Nichts ist unmöglich: Sightseeing als Abenteuer

 

Natürlich kennen wir Japan – wenn auch nur aus dem Schulatlas. Längengrad, Breitengrad, Meeresspiegelhöhe, Flüsse und Städte. Noch keine Stunde auf japanischen Boden, möchten wir nicht gleich am eigenen Leib erfahren müssen, was es heißt, während der Rushhour mit S-/ oder U-Bahn zu fahren. Orientierungslos im Großstadtdschungel. Der Metro-Plan gleicht einem Schnittmuster. Aber was tun, wenn man noch nicht einmal dieses lesen kann? Ein Taxi kommt für uns nicht in Frage, denn eine Fahrt kostet etwa 250 EURO. Wir haben uns in Deutschland einen Japan Rail Pass besorgt. Dies ist die beste und günstigste Art, um Japan zu bereisen, zumindest auf Langstrecken. Aber Achtung: der Pass kann nicht in Japan erworben werden und er ist auch nur für Personen erhältlich, die Japan als Tourist bereisen.
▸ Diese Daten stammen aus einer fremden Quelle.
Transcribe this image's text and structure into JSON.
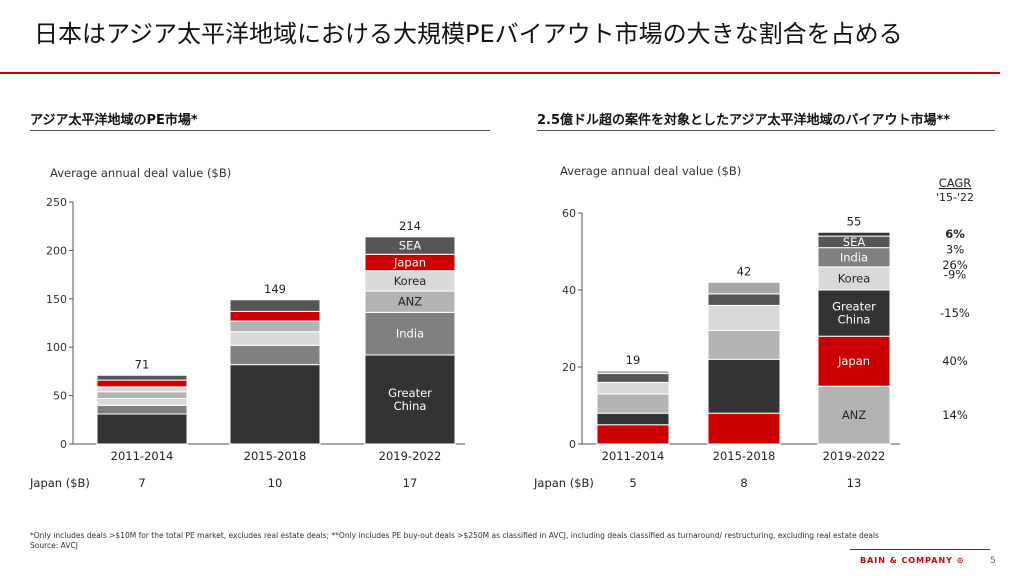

60 Kilometer trennen uns nur noch von der Zehn-Millionen-Metropole mit über 800.000 dort ansässigen Unternehmen. Es ist 8:30 Uhr, wir sind mitten im Berufsverkehr. Tausende von Menschen auf dem Weg zur Arbeit. Die Bahnen sind so voll, dass ein Mann in Uniform und mit weißen Handschuhen die Menschen hineinquetscht. Wenn es partout nicht mehr geht, zieht er sie wieder heraus. Die Fahrgäste sind still. Niemand spricht. Niemand telefoniert. Niemand nervt seinen Sitznachbarn mit lauter Musik – geht auch gar nicht. Schieben, schubsen, wir können kaum atmen. In Shinjuku, dem größten Bahnhof der Welt, können wir endlich aussteigen. Er gleicht eher einem Kaufhaus mit Gleisanschluss und ist nahezu blitzblank.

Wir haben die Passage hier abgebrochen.